Because it is a composite number, R0 is not as good for comparing infectious diseases as would seem at first. Halloran, in her chapter on Infectious Disease Epidemiology in Rothman and Greenland’s Modern Epidemiology (second edition) gives an instructive example. R0s for measles and HIV are both about 9, but measles has high probability of transmission and a short infectious period, measured in days, while HIV has low probability of transmission but a very long infectious period, measure in years. Both produce major epidemics but over vastly different time scales. R0 does not tell the whole story.
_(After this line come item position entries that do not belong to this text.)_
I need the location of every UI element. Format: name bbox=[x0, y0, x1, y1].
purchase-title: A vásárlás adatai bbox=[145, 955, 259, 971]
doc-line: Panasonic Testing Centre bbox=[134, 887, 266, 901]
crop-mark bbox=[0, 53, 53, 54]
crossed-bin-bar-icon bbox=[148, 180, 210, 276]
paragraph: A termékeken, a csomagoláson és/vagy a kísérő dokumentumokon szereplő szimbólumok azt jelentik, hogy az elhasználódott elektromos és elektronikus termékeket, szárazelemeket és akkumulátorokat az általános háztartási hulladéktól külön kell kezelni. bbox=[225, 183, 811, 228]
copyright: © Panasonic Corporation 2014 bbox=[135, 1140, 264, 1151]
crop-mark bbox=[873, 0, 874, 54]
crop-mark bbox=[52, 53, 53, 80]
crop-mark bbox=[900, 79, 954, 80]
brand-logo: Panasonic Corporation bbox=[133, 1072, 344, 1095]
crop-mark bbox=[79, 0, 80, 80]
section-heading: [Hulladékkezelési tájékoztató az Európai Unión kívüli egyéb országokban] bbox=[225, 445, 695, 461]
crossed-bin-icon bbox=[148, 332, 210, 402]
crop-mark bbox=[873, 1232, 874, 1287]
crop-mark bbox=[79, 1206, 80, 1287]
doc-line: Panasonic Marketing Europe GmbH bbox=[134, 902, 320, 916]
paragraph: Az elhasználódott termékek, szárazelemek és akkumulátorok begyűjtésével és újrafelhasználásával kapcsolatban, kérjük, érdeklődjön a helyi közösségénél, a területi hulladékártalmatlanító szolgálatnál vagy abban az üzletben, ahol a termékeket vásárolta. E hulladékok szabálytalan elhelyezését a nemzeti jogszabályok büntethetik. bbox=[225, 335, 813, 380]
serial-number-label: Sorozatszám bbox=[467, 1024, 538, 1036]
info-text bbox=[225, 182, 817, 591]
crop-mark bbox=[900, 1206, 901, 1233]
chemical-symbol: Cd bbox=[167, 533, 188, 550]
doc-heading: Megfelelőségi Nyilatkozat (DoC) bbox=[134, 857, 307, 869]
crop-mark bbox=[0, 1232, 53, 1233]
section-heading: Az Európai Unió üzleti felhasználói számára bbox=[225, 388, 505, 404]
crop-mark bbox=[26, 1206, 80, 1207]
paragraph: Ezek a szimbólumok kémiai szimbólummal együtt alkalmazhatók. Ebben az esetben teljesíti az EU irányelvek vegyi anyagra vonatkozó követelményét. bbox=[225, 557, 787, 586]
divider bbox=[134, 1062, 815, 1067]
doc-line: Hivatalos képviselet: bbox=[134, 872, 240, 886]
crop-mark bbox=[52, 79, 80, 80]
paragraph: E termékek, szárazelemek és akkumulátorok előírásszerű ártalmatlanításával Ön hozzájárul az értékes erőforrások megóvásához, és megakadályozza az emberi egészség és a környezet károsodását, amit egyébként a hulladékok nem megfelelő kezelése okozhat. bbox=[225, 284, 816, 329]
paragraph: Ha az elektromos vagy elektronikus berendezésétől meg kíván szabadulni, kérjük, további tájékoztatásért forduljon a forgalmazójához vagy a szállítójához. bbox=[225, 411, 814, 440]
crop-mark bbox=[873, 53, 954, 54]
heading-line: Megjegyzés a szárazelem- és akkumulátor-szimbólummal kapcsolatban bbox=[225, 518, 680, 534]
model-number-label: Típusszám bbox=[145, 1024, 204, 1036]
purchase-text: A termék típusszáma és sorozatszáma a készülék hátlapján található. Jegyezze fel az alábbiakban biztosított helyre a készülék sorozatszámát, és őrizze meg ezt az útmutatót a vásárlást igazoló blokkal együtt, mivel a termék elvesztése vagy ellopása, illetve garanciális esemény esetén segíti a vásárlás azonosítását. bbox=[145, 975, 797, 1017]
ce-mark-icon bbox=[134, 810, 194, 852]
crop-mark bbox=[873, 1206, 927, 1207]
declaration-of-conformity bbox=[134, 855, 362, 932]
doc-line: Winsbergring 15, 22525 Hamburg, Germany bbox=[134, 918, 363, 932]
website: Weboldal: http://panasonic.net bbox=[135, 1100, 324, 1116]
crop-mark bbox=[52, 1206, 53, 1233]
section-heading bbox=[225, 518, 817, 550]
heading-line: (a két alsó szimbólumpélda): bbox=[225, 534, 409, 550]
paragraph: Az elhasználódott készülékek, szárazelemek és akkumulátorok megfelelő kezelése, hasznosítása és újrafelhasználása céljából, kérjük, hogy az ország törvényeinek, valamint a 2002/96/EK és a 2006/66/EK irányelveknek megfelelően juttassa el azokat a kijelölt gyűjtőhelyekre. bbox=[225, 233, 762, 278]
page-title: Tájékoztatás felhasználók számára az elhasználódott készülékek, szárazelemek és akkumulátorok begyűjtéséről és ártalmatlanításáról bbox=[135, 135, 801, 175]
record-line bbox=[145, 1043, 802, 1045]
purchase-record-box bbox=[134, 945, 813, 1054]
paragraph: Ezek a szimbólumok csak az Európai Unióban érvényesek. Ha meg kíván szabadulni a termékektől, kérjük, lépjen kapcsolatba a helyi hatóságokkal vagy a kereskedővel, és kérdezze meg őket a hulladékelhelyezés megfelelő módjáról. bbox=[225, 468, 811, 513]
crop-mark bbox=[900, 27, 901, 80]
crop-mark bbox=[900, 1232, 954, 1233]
Moreoever R0 is the average number of new infectious cases in the susceptible population. But we know that not everyone may be susceptible, say, because they were treated prophylactically with antivirals or (if available) a vaccine. Thus the effective reproductive number will be less than R0 and is just designated R. This illustrates another fact, that the underlying assumptions about R0 usually don’t hold: not everyone is susceptible, not everyone is equally likely to be in contact with the index case, not everyone has the same duration of infectiousness, etc. Various sophisticated methods have been devised to account for some of these departures from the ideal case.
Finally, it is sometimes said that the “natural” evolution of a virulent virus is toward a state of more mild disease. However considering the components of R0 one can see this is not necessarily true. On the one hand, if the disease is so virulent it kills its host quickly, less time is spent in the infectious state and R0 decreases. This is not good for the virus and one might then expect it to adapt by becoming less virulent. However it might also be true that increased virulence increases the transmission probability, say because there is more violent coughing, or bleeding that soils bedsheets and contaminates care-givers more readily. Positive and negative selective pressures on the virus will be a balance of the various components of R0. As one increases, another may decrease and the relative amounts will be related to virulence in a complicated way that will probably also depend on the setting (contact rate, environmental conditions) and the host status.